Find Sum of Series Using Power Series

1. Jun 28, 2011

Rapier

1. The problem statement, all variables and given/known data

Find the sum of sigma (n=1 to infinity) (-1)^(n-1) * [n/(4^(n-1))] using the power series 1/(1+x) = sigma (n=0 to infinity) (-1)^n * x^n.

2. Relevant equations
1/(1+x) = 1 - x + x^2 - x^3 + x^4 + ... + (-1)^n * x^n

3. The attempt at a solution

The problem suggested to differentiate both sides and then substitute 1/4 for x.

I am totally confused and don't even know where to begin.

2. Jun 28, 2011

hunt_mat

You know how to differentiate right:
$$\frac{d}{dx}\frac{1}{1+x}=-\frac{1}{(1+x)^{2}}$$
I am sure you know how to differentiate $x^{n}$, what do you get if you do this?

3. Jun 28, 2011

Rapier

d/dx (x^n) = n * x^(n-1)

4. Jun 28, 2011

hunt_mat

Right, so if you differentiate the series term by term (which you're allowed to do as long as you're within the radius of convergence), what do you get?

5. Jun 28, 2011

Rapier

I'm not sure I understand the question.

Which series?

Maybe I'm just not understanding the original question.

1/(1+x) can be rewritten as sum (n=0 to infinity) of (-1)^n * x^n.
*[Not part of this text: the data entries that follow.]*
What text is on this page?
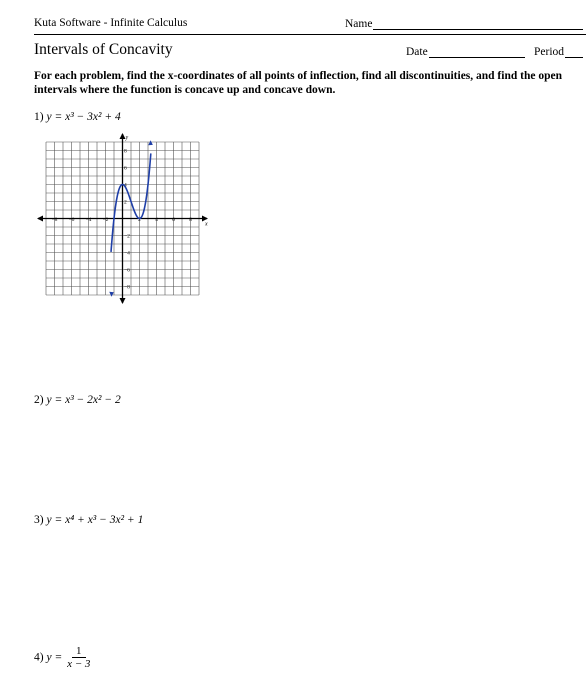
Kuta Software - Infinite Calculus	Name
Intervals of Concavity	Date	Period
For each problem, find the x-coordinates of all points of inflection, find all discontinuities, and find the open intervals where the function is concave up and concave down.
1) y = x³ − 3x² + 4
x
y
−8 −6 −4 −2	2	4	6	8
8
6
4
2
−2
−4
−6
−8
2) y = x³ − 2x² − 2
3) y = x⁴ + x³ − 3x² + 1
4) $y = \frac{1}{x - 3}$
I believe the question is asking me to take the sum (n=1 to infinity) of (-1)^(n-1) * n/4^(n-1) and come up with a small simple equation to determine its sum using the pattern of 1/1+x as a template. Yes?

I know that if I take x^n and differentiate it I get n/x^n-1, which looks exactly like my n/4^(n-1). Does that mean that the sum of my series is nothing more than 1 - 1/4 + 1/16 - 1/64? Do I need to make an adjustment to my n values because my sum starts @1 and the original starts @0?

6. Jun 28, 2011

hunt_mat

Differentiating the series:
$$\sum_{n=0}^{\infty}(-1)^{n}x^{n}$$
is
$$\sum_{n=1}^{\infty}(-1)^{n}nx^{n-1}$$
Now what is the above equal to? (hint, we have derived it before)

7. Jun 28, 2011

vela

Staff Emeritus
Do exactly what was suggested. What do you get if you differentiate the lefthand side? What do you get if you differentiate the righthand side? Then plug in x=1/4. What do you get? How is it related to the original question?

8. Jun 28, 2011

Rapier

Since I differentiated the right side, I have to differentiate the left side, neh?

So that will equal -1/(1+x)^2?

I'm trying not to feel really stupid, and I'm just so frustrated. I greatly appreciate all your help.

EDIT: When you differentiate do you change the starting value for n? Since I'm not differentiating n (-1)^n stays (-1)^n, shouldn't it?

EDIT EDIT: Sum = - 16/25?

Last edited: Jun 28, 2011
9. Jun 28, 2011

hunt_mat

Correct, now following your suggestion, set x=1/4, what will the series look like?

10. Jun 28, 2011

Rapier

This is my differentiation:
$$\sum_{n=1}^{\infty}(-1)^{n}nx^{n-1}$$

The series was listed as:
$$\sum_{n=1}^{\infty}(-1)^{n-1}nx^{n-1}$$

Does the exponent on the (-1) change when differentiated?

But to answer your question, the series should be:

1 -1/2 + 3/16 - 1/16 + ...

11. Jun 28, 2011

hunt_mat

The idea here us to note that $(-1)^{n-1}=(-1)^{n+1}$ and you have a minus coming from the LHS.

12. Jun 28, 2011

Rapier

OH! I see that! If I divide (-1)^n by -1, I get (-1)^n-1. DUH!

That is how it comes up with being 1/(1+x)^2.

That makes sense.

13. Jun 28, 2011

hunt_mat

So, now you can tell us what the sum of the series is?

14. Jun 28, 2011

Rapier

16/25!!

15. Jun 28, 2011

hunt_mat

Well done!!!

16. Jun 28, 2011

Rapier

Thank you SO much for your patience and help. Not only did I understand what I did I can do it on other problems!